The vast majority of the Jewish community had rejected the Messiah and his New Covenant arrangement. Hence, they continued to rely upon the Levitical system. But such was a futile hope, for the entire Jewish economy (civil and sacerdotal) was on the verge of passing away. This eventuality would be realized in the downfall of Jerusalem in A.D. 70 — which was imminent when this letter was penned. Some scholars take this to be the significance of the present tense forms in Hebrews 8:13.

Timeless Truth

But there may be another way by which to interpret the present tenses of this passage. The inspired writer had just quoted a declaration from Jeremiah that foretold the coming of a “new” covenant (Jer. 31:31-34). The writer of Hebrews, therefore, might well have been constructing an argument in this vein.

“When Jeremiah spoke of the coming of a ‘new’ covenant, he implied that the covenant ‘made with the fathers’ was the ‘old’ one. ‘New’ suggests something ‘old.’ Now it is a well-known fact that anything ‘old’ is near to the point of passing away. Even the prophet Jeremiah, then, hinted that the Jewish covenant would not abide perpetually.”

Viewed in this light, the present tense forms of the verbs are what grammarians would classify as gnomic presents, i.e., present tenses that affirm “a general, timeless fact” (cf. Daniel B. Wallace, Greek Grammar Beyond The Basics, Zondervan, 1996, p. 523).

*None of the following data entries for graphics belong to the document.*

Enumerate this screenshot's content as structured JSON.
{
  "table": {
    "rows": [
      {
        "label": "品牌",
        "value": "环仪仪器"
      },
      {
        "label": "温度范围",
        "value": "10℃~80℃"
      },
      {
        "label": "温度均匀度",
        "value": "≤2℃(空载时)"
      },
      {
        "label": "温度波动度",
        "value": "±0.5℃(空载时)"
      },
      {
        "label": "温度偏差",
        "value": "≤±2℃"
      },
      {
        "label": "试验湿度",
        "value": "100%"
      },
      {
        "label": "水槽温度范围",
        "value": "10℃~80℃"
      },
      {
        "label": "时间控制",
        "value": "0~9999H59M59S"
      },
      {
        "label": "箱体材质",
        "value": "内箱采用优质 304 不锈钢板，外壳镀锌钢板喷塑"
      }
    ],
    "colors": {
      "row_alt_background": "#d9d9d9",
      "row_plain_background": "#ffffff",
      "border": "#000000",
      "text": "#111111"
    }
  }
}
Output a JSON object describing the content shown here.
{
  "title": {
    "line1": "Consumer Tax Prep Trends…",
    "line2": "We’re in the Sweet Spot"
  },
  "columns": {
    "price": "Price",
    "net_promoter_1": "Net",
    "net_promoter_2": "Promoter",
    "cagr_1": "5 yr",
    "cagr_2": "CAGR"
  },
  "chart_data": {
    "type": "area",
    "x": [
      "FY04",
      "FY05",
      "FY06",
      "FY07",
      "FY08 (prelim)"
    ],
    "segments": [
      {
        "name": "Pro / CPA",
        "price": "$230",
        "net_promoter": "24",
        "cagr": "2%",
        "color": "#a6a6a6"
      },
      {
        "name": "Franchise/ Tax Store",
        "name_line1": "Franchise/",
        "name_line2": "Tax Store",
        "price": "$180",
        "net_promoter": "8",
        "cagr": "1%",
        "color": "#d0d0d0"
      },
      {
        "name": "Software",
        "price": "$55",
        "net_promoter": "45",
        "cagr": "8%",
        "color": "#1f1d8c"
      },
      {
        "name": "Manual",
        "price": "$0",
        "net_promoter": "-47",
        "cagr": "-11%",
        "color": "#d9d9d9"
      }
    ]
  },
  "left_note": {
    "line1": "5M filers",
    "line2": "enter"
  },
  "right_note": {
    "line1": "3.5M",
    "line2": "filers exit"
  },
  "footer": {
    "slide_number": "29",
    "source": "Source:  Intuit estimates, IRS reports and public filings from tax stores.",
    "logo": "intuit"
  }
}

Hebrews 3:4 is a good example from this same document. “Every house is built by someone.” The present tense form, “is built,” does not refer to a particular house being built at that time; rather, it simply states a propositional truth — the building of a house always requires a house-builder.

With reference to the present tense forms of Hebrews 8:13, one writer observes:

“‘Near to vanishing away,’ like the descriptive present participles, does not refer merely to the present time of writing but to anything that at any time is in such a condition of decreptitude” (R.C.H. Lenski, Interpretation of Hebrews and James, Augsburg, 1966, p. 272).

We must confidently affirm, therefore, that no argument can be grounded in Hebrews 8:13 that provides comfort for those who allege that the Mosaic code remains today as a divinely-bound spiritual system.